From launch until August 18th 2008(7 years), the price of one month of Runescape was $5. After August 18th it changed to $5.95. Not too big of a jump, though still annoying. In February 2012 the price jumped up $2 to $7.95. Now that is a 26% increase. Not exactly peanuts.
So why the 38% increase in price since start? Well admittedly some costs have gone up. But then, so has Jagex’s membership base. As I write this there are 120,000 people on Runescape. Assuming a conservative ~40% are members, that’s around 50 thousand members. Of course lots of their members work 9-5 5 days a week so of course they aren’t on right now. If we assume another 50% to the number gives us roughly 75,000 member subcribers.

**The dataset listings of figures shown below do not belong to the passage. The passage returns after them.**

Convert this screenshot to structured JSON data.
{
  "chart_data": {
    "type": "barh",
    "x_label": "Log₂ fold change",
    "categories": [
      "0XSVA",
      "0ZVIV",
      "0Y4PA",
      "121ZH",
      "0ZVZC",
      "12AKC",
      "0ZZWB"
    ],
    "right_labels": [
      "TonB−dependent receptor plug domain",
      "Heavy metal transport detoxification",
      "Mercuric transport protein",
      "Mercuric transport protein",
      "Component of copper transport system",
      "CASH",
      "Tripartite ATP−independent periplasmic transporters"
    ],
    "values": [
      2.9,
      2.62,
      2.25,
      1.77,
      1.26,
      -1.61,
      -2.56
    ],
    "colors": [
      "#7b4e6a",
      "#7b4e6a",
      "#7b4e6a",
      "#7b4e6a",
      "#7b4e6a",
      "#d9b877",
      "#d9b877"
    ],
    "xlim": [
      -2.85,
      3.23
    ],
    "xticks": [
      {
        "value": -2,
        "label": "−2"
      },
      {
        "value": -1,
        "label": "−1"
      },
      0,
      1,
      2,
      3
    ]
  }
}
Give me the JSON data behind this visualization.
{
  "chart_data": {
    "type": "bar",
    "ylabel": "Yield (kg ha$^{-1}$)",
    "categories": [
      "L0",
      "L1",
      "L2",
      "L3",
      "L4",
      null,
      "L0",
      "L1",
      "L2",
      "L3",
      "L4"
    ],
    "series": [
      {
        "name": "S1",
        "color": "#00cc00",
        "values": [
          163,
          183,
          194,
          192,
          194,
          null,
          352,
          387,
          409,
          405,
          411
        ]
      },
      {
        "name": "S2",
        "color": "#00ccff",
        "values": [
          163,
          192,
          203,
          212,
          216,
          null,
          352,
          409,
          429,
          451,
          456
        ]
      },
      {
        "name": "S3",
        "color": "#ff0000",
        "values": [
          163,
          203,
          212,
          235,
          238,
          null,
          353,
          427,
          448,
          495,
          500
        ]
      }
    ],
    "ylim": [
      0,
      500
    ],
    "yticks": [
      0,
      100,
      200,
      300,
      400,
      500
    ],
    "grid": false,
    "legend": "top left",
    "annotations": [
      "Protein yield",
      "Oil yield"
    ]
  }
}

But then we also have to consider the fact that the Runescape High scores are now members only and that there are 1,094,229 people on that list. So if we go by that list, at the $5.95 price, that gives us a monthly revenue of $6,510,662.55. With the yearly being $78,127,950.60.
That’s a lot of dough. The $2 increase will add another $2,188,458 monthly and $26,261,496 yearly. Making the total monthly $8,699,120.55 and the yearly $104,389,446.60. Time for some expansion! Right?
It seems strange to me that when Jagex was already making $78 million a year why they would need to add another $26 million plus the revenue from their new gambling system, Squeal of Fortune. Why do they need so much money when they ran fine on $5 a month for 7 years?
Oh, and let’s not forget that a $6 billion company owns 55% of Jagex.